Lab capacity, environmental surveillance platforms expanded to address AMR in India: Minister

New Delhi, Nov 29 (IANS) Understanding the seriousness of the rising antimicrobial resistance (AMR), India has expanded lab capacity and environmental surveillance platforms to address drug resistance in the country, said Anupriya Patel, Union Minister of State for Health and Family Welfare, on Saturday.

Addressing a two-day conclave AMR NEXT 2025 at Amrita Hospital, Faridabad, Patel, along with global health leaders, scientists, and innovators, deliberated on ways to accelerate India’s policy response, strengthen surveillance, and catalyse innovation across human, animal, and environmental health systems.
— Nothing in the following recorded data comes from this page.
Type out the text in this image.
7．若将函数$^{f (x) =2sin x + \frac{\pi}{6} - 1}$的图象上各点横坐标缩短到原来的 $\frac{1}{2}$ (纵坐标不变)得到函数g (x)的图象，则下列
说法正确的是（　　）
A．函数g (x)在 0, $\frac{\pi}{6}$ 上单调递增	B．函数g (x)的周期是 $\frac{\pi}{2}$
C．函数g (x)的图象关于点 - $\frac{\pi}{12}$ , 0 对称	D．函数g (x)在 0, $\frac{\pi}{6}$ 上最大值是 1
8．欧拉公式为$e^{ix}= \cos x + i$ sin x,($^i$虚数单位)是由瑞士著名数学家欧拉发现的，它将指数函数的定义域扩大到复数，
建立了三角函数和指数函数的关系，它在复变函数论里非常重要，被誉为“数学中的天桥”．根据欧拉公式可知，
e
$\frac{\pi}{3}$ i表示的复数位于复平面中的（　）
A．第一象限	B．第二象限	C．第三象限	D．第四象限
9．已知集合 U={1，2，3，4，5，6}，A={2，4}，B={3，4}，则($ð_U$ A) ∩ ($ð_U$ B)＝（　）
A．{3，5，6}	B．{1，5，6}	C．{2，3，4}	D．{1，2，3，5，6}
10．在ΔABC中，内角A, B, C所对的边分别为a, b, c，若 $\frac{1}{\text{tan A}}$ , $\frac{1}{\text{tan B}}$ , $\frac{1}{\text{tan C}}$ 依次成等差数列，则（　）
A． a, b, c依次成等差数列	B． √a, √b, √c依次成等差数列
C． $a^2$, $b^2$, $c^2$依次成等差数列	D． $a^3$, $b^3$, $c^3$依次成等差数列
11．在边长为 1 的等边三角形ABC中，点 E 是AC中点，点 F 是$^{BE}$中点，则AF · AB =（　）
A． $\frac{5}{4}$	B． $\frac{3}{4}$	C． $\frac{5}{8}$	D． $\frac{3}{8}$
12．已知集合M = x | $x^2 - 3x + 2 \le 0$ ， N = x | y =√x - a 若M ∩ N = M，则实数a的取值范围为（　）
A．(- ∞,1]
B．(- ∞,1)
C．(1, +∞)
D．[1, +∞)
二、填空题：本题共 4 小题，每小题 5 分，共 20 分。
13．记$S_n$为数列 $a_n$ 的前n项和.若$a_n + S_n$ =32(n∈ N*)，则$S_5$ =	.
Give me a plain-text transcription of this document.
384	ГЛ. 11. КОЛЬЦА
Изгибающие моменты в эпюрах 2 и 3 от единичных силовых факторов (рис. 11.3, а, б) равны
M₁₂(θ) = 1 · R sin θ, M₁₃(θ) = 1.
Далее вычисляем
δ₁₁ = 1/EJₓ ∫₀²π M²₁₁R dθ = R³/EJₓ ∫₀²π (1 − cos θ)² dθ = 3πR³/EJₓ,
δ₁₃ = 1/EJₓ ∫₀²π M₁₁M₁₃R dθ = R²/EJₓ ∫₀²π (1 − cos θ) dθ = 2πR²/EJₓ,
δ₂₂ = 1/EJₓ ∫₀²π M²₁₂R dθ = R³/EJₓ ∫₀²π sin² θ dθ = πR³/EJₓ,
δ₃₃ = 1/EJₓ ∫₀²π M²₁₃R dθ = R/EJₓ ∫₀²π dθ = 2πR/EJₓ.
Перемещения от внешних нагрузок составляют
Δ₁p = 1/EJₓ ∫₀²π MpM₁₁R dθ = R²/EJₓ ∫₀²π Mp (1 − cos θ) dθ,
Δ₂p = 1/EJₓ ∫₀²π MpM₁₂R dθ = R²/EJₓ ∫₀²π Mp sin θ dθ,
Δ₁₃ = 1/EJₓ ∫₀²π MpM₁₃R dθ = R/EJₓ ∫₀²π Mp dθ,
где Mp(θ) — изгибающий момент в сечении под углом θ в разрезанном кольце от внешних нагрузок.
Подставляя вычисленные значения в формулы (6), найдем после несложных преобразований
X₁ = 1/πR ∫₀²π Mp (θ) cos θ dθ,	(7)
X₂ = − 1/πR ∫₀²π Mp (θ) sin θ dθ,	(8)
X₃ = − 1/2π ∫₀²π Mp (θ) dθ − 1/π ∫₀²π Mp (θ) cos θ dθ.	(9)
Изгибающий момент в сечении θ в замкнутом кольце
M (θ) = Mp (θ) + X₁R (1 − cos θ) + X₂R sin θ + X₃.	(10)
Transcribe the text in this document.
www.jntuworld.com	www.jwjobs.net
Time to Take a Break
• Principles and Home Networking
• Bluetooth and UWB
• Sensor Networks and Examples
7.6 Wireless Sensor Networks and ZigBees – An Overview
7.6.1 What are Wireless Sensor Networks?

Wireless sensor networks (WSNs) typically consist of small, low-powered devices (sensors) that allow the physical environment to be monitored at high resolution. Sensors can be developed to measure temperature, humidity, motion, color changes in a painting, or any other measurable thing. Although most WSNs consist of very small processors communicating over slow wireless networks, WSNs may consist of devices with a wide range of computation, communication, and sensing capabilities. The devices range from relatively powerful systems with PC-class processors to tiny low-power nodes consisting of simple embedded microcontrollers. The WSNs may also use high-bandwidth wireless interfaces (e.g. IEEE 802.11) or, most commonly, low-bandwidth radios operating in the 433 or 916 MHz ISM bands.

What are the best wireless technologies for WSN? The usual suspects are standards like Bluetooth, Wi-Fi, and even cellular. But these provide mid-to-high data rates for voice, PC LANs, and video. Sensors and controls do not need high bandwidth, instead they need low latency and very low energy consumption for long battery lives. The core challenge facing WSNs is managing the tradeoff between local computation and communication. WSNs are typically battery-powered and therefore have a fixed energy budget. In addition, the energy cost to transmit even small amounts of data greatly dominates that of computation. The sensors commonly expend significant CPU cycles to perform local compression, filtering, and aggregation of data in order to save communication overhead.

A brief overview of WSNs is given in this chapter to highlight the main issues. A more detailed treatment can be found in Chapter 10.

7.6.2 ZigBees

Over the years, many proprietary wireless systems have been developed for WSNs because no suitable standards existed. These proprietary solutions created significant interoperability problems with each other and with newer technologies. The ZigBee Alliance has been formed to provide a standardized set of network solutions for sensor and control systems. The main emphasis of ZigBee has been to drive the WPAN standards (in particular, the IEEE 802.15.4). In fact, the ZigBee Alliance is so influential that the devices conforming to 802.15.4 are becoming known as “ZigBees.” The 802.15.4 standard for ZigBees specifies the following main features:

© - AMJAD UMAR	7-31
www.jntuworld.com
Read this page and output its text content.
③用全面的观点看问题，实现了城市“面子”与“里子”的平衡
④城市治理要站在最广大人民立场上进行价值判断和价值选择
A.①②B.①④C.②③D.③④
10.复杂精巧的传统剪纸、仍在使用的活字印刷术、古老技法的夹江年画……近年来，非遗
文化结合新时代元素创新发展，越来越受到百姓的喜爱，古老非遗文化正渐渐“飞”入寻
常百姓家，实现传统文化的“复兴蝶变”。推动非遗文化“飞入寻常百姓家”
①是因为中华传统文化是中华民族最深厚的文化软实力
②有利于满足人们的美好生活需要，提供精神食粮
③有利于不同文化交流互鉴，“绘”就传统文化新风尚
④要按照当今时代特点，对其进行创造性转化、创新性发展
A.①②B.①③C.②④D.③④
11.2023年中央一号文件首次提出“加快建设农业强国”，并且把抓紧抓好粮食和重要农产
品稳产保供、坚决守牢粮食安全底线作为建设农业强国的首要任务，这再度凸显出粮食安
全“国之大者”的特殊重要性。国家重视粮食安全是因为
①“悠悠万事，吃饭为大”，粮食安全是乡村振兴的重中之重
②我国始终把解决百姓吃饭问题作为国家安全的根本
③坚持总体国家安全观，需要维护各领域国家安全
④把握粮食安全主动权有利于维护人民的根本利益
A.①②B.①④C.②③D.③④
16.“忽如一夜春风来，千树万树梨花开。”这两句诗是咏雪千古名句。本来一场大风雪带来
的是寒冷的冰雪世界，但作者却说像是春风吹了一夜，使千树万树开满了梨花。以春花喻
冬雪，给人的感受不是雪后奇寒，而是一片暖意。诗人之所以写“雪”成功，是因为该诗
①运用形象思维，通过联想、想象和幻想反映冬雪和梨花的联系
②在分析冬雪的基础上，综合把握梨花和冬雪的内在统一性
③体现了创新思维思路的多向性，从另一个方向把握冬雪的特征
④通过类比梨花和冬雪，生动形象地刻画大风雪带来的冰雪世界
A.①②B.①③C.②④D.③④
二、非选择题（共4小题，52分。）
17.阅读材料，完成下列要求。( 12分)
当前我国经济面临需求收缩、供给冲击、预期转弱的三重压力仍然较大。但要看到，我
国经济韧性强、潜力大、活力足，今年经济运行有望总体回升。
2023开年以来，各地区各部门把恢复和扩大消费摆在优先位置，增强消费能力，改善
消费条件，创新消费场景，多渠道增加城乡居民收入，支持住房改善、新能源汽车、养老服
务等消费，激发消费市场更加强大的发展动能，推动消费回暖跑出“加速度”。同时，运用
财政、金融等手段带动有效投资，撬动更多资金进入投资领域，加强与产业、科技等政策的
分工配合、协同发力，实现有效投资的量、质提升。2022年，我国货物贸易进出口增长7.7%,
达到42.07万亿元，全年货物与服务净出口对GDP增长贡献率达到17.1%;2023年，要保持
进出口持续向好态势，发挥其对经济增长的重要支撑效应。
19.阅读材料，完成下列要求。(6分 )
“India recognises the need to address antimicrobial resistance and has instituted a National Action Plan integrated with the principles of One Health,” said Patel.

“We expanded laboratory capacity, standardised testing methods, and linked human, animal, and environmental surveillance platforms. This has allowed us to detect trends, respond rapidly, and contribute data to global surveillance systems with the WHO,” she added.

Globally, AMR is rising at an alarming pace and threatening to erode decades of medical progress.

India continues to face some of the world’s highest burdens of bacterial infections. National AMR surveillance data show troubling resistance patterns in pathogens such as E. coli, Klebsiella pneumoniae, Staphylococcus aureus, and Acinetobacter baumannii.

While ICMR’s latest data indicate a modest improvement in E. coli susceptibility to ceftazidime (from 19.2 per cent in 2023 to 27.5 per cent in 2024), rising resistance to carbapenems and colistin remains a red flag, signalling diminishing treatment options.

The experts pointed to multiple drivers behind India’s AMR surge, such as high infectious disease load; excessive and inappropriate antibiotic use in human and animal health; OTC availability of antibiotics; inadequate diagnostic stewardship; and pharmaceutical waste and hospital effluents contaminating water systems.

These trends are expected to impose enormous economic costs through prolonged hospital stays, increased treatment expenses, and productivity losses.

“Antimicrobial resistance continues to impose a significant and growing burden on health systems, increasing mortality, prolonging hospital stays, and driving up the cost of care,” said Dr Sanjeev Singh, Medical Director at the Hospital.

Professor Alison Holmes OBE, Lead for the Centres for Antimicrobial Optimisation Network, Imperial College London, called for a “strengthened, coordinated international effort to advance the fight against AMR”.